ENEM 2019 - Democratização do acesso ao cinema no Brasil
Enviada em 13/09/2025
No contexto social vigente, observa-se que o cinema, desde sua origem em 1895, consolidou-se como relevante manifestação cultural e meio de lazer coletivo. No Brasil, entretanto, o acesso a essa arte foi marcado por desigualdades estruturais que ainda persistem, especialmente pela concentração geográfica das salas e pela elitização dos custos. Assim, torna-se necessário refletir sobre a democratização do acesso ao cinema, uma vez que tal processo envolve tanto a valorização da cultura quanto a redução das disparidades sociais.
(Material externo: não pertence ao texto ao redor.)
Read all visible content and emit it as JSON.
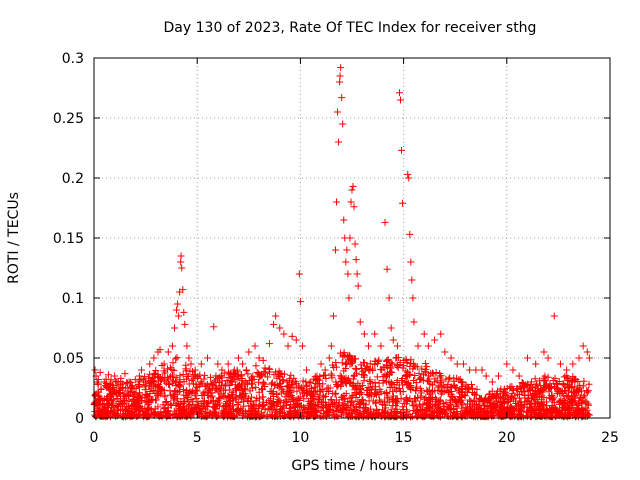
{
  "chart_data": {
    "type": "scatter",
    "title": "Day 130 of 2023, Rate Of TEC Index for receiver sthg",
    "xlabel": "GPS time / hours",
    "ylabel": "ROTI / TECUs",
    "xlim": [
      0,
      25
    ],
    "ylim": [
      0,
      0.3
    ],
    "xticks": [
      0,
      5,
      10,
      15,
      20,
      25
    ],
    "yticks": [
      0,
      0.05,
      0.1,
      0.15,
      0.2,
      0.25,
      0.3
    ],
    "xtick_labels": [
      "0",
      "5",
      "10",
      "15",
      "20",
      "25"
    ],
    "ytick_labels": [
      "0",
      "0.05",
      "0.1",
      "0.15",
      "0.2",
      "0.25",
      "0.3"
    ],
    "grid": true,
    "marker": "+",
    "color": "#ff0000",
    "series": [
      {
        "name": "ROTI",
        "points": [
          [
            0.05,
            0.04
          ],
          [
            0.1,
            0.035
          ],
          [
            0.15,
            0.03
          ],
          [
            0.2,
            0.028
          ],
          [
            0.3,
            0.038
          ],
          [
            0.5,
            0.03
          ],
          [
            0.7,
            0.036
          ],
          [
            0.8,
            0.025
          ],
          [
            1.0,
            0.035
          ],
          [
            1.1,
            0.03
          ],
          [
            1.3,
            0.033
          ],
          [
            1.5,
            0.037
          ],
          [
            1.7,
            0.03
          ],
          [
            2.0,
            0.032
          ],
          [
            2.2,
            0.035
          ],
          [
            2.3,
            0.04
          ],
          [
            2.5,
            0.03
          ],
          [
            2.7,
            0.045
          ],
          [
            2.9,
            0.05
          ],
          [
            3.1,
            0.055
          ],
          [
            3.2,
            0.057
          ],
          [
            3.4,
            0.045
          ],
          [
            3.6,
            0.055
          ],
          [
            3.8,
            0.06
          ],
          [
            3.9,
            0.075
          ],
          [
            4.0,
            0.09
          ],
          [
            4.05,
            0.095
          ],
          [
            4.1,
            0.085
          ],
          [
            4.15,
            0.105
          ],
          [
            4.2,
            0.13
          ],
          [
            4.22,
            0.135
          ],
          [
            4.25,
            0.125
          ],
          [
            4.3,
            0.107
          ],
          [
            4.35,
            0.088
          ],
          [
            4.4,
            0.078
          ],
          [
            4.5,
            0.06
          ],
          [
            4.6,
            0.05
          ],
          [
            4.7,
            0.045
          ],
          [
            4.9,
            0.04
          ],
          [
            5.2,
            0.045
          ],
          [
            5.5,
            0.05
          ],
          [
            5.8,
            0.076
          ],
          [
            6.0,
            0.045
          ],
          [
            6.2,
            0.04
          ],
          [
            6.5,
            0.045
          ],
          [
            6.8,
            0.04
          ],
          [
            7.0,
            0.05
          ],
          [
            7.2,
            0.045
          ],
          [
            7.5,
            0.055
          ],
          [
            7.8,
            0.06
          ],
          [
            8.0,
            0.05
          ],
          [
            8.2,
            0.048
          ],
          [
            8.5,
            0.062
          ],
          [
            8.7,
            0.078
          ],
          [
            8.8,
            0.085
          ],
          [
            9.0,
            0.075
          ],
          [
            9.2,
            0.07
          ],
          [
            9.4,
            0.06
          ],
          [
            9.6,
            0.068
          ],
          [
            9.8,
            0.065
          ],
          [
            9.95,
            0.12
          ],
          [
            10.0,
            0.097
          ],
          [
            10.1,
            0.06
          ],
          [
            10.3,
            0.04
          ],
          [
            10.5,
            0.03
          ],
          [
            10.8,
            0.035
          ],
          [
            11.0,
            0.045
          ],
          [
            11.2,
            0.04
          ],
          [
            11.4,
            0.05
          ],
          [
            11.5,
            0.06
          ],
          [
            11.6,
            0.085
          ],
          [
            11.7,
            0.14
          ],
          [
            11.75,
            0.18
          ],
          [
            11.8,
            0.255
          ],
          [
            11.85,
            0.23
          ],
          [
            11.9,
            0.28
          ],
          [
            11.92,
            0.285
          ],
          [
            11.95,
            0.292
          ],
          [
            12.0,
            0.267
          ],
          [
            12.05,
            0.245
          ],
          [
            12.1,
            0.165
          ],
          [
            12.15,
            0.15
          ],
          [
            12.2,
            0.13
          ],
          [
            12.25,
            0.14
          ],
          [
            12.3,
            0.12
          ],
          [
            12.35,
            0.1
          ],
          [
            12.4,
            0.15
          ],
          [
            12.45,
            0.18
          ],
          [
            12.5,
            0.19
          ],
          [
            12.55,
            0.193
          ],
          [
            12.6,
            0.176
          ],
          [
            12.65,
            0.145
          ],
          [
            12.7,
            0.132
          ],
          [
            12.75,
            0.12
          ],
          [
            12.8,
            0.11
          ],
          [
            12.9,
            0.08
          ],
          [
            13.1,
            0.07
          ],
          [
            13.3,
            0.06
          ],
          [
            13.6,
            0.07
          ],
          [
            13.9,
            0.06
          ],
          [
            14.1,
            0.163
          ],
          [
            14.2,
            0.124
          ],
          [
            14.3,
            0.1
          ],
          [
            14.4,
            0.075
          ],
          [
            14.5,
            0.065
          ],
          [
            14.7,
            0.06
          ],
          [
            14.8,
            0.271
          ],
          [
            14.85,
            0.265
          ],
          [
            14.9,
            0.223
          ],
          [
            14.95,
            0.179
          ],
          [
            15.2,
            0.203
          ],
          [
            15.25,
            0.2
          ],
          [
            15.3,
            0.153
          ],
          [
            15.35,
            0.13
          ],
          [
            15.4,
            0.115
          ],
          [
            15.45,
            0.1
          ],
          [
            15.5,
            0.08
          ],
          [
            15.7,
            0.06
          ],
          [
            16.0,
            0.07
          ],
          [
            16.2,
            0.06
          ],
          [
            16.5,
            0.065
          ],
          [
            16.8,
            0.07
          ],
          [
            17.0,
            0.055
          ],
          [
            17.3,
            0.05
          ],
          [
            17.6,
            0.045
          ],
          [
            17.9,
            0.045
          ],
          [
            18.2,
            0.04
          ],
          [
            18.5,
            0.04
          ],
          [
            18.8,
            0.04
          ],
          [
            19.0,
            0.035
          ],
          [
            19.3,
            0.03
          ],
          [
            19.6,
            0.035
          ],
          [
            20.0,
            0.045
          ],
          [
            20.3,
            0.04
          ],
          [
            20.6,
            0.035
          ],
          [
            21.0,
            0.05
          ],
          [
            21.4,
            0.045
          ],
          [
            21.8,
            0.055
          ],
          [
            22.0,
            0.05
          ],
          [
            22.3,
            0.085
          ],
          [
            22.6,
            0.045
          ],
          [
            22.9,
            0.04
          ],
          [
            23.2,
            0.045
          ],
          [
            23.5,
            0.05
          ],
          [
            23.7,
            0.06
          ],
          [
            23.9,
            0.055
          ],
          [
            24.0,
            0.05
          ]
        ],
        "background_band": {
          "type": "dense-noise",
          "x_range": [
            0,
            24
          ],
          "baseline_max": 0.03,
          "envelope": [
            [
              0,
              0.035
            ],
            [
              1,
              0.03
            ],
            [
              2,
              0.03
            ],
            [
              3,
              0.04
            ],
            [
              4,
              0.05
            ],
            [
              5,
              0.035
            ],
            [
              6,
              0.035
            ],
            [
              7,
              0.04
            ],
            [
              8,
              0.045
            ],
            [
              9,
              0.04
            ],
            [
              10,
              0.03
            ],
            [
              11,
              0.035
            ],
            [
              12,
              0.055
            ],
            [
              13,
              0.045
            ],
            [
              14,
              0.05
            ],
            [
              15,
              0.05
            ],
            [
              16,
              0.045
            ],
            [
              17,
              0.035
            ],
            [
              18,
              0.03
            ],
            [
              19,
              0.02
            ],
            [
              20,
              0.025
            ],
            [
              21,
              0.03
            ],
            [
              22,
              0.035
            ],
            [
              23,
              0.035
            ],
            [
              24,
              0.03
            ]
          ]
        }
      }
    ]
  }
}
É primordial ressaltar que a centralização das salas de exibição em grandes centros urbanos compromete o acesso da população interiorana. Segundo a Agência Nacional do Cinema (Ancine), regiões como Norte e Nordeste apresentam índice reduzido de salas por habitante, em contraste com o Sudeste. Essa desigualdade geográfica, ao limitar o contato de milhões de brasileiros com a sétima arte, aprofunda o abismo cultural entre as regiões. Portanto, descentralizar a infraestrutura cinematográfica é fundamental para tornar o cinema um espaço inclusivo.
Ademais, a elitização dos preços de ingresso constitui outro obstáculo à democratização. O Instituto de Pesquisa Econômica Aplicada (IPEA) aponta que grande parte da população considera o valor cobrado inviável, restringindo o cinema a camadas mais privilegiadas. Essa barreira econômica, ao excluir cidadãos do consumo cultural, transforma um direito constitucional em privilégio. Logo, é imperativo adotar medidas que reduzam o impacto financeiro sobre os espectadores.
Diante do exposto, cabe ao Ministério da Cultura, em parceria com a Ancine, oferecer incentivos fiscais para a construção de salas em áreas carentes e criar programas de ingressos a preços populares. Tais medidas devem ser aplicadas em âmbito nacional e de forma contínua, a fim de que a experiência cinematográfica seja acessível a todos os brasileiros, cumprindo sua função cultural e social.